Throughout the trip, I was referring to my pocket-sized Lonely Planet guide to Copenhagen. This is the second Lonely Planet guide I've had the misfortune to work with and it was pretty much useless this time through as well. It comes with a handy pull-out map in the back, but the map is useless. Why? It has nothing marked on it. Let's say I wanted to find Tycho Brahe's tower. "Tycho" and "Brahe" don't appear in the index. So I have to magically remember that the actual name of the place is "Rundetårn". Looking this up in the index takes me to page 110, which is where Rundetårn is listed in the book, which is divided up into neighbourhoods. Rundetårn is in the "Strøget & around" neighbourhood. But where, exactly? Well, it doesn't say. So I have to flip back to the beginning of the section and find the specific map for that neighbourhood. Oh! It doesn't have any specific locations marked on it, just numbers and icons. So then I have to flip to a different page entirely to find the key to that map. I have to search the key manually to find "Rundetårn" in the list, because the number isn't listed in the text entry, nor is the key in alphabetical order. Now, I have the number 11 and the grid reference D2. Only then can I turn back to the map and find icon number 11 on the map. Fine. But where does this mini neighbourhood map fit into the larger pull-out map of Copenhagen? You know, the only map which simultaneously includes both the place where I am and the place where I'm going? It's impossible to tell! Because the larger map not only doesn't have the locations marked on it, it doesn't even have the icons! To plot a route from the National Gallery to Tycho's tower, I had to perform this entire lookup twice, once to locate each landmark on the biggest map, and only then, by remembering both points on the biggest map, could I figure out what route to take. This would be forgivable if the full-scale map was crowded, but it is not! It is completely barren, leaving vast swathes of blank space with neither landmarks nor roads marked, despite copious room for both. There's no way to fit everything in, so no effort is made to try to fit anything in. It's a cheap, hopeless effort.

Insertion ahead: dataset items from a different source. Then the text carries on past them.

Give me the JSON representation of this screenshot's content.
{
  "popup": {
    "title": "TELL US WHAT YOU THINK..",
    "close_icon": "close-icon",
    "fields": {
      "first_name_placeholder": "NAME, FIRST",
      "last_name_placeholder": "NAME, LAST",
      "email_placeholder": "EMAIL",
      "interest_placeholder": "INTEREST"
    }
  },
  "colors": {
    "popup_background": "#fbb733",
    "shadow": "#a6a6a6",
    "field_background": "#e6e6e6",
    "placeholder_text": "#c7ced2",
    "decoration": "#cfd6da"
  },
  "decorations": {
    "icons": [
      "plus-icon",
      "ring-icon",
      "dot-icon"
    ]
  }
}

Even despite its flaws, the guide book was so informative that it depresses me how much we failed to visit during my five nights. The botanical gardens, the Louisiana museum, the National History Museum, Rosenborg Slot (although the others probably hit that during the day on Sunday). Meeting people is great and all, but three of my five mornings I was slouching around over the same internet I use every day at home, itching to get moving!

You only live once. Maybe one and a half times if you're lucky.


This was a ten-thousand-word nodermeet writeup.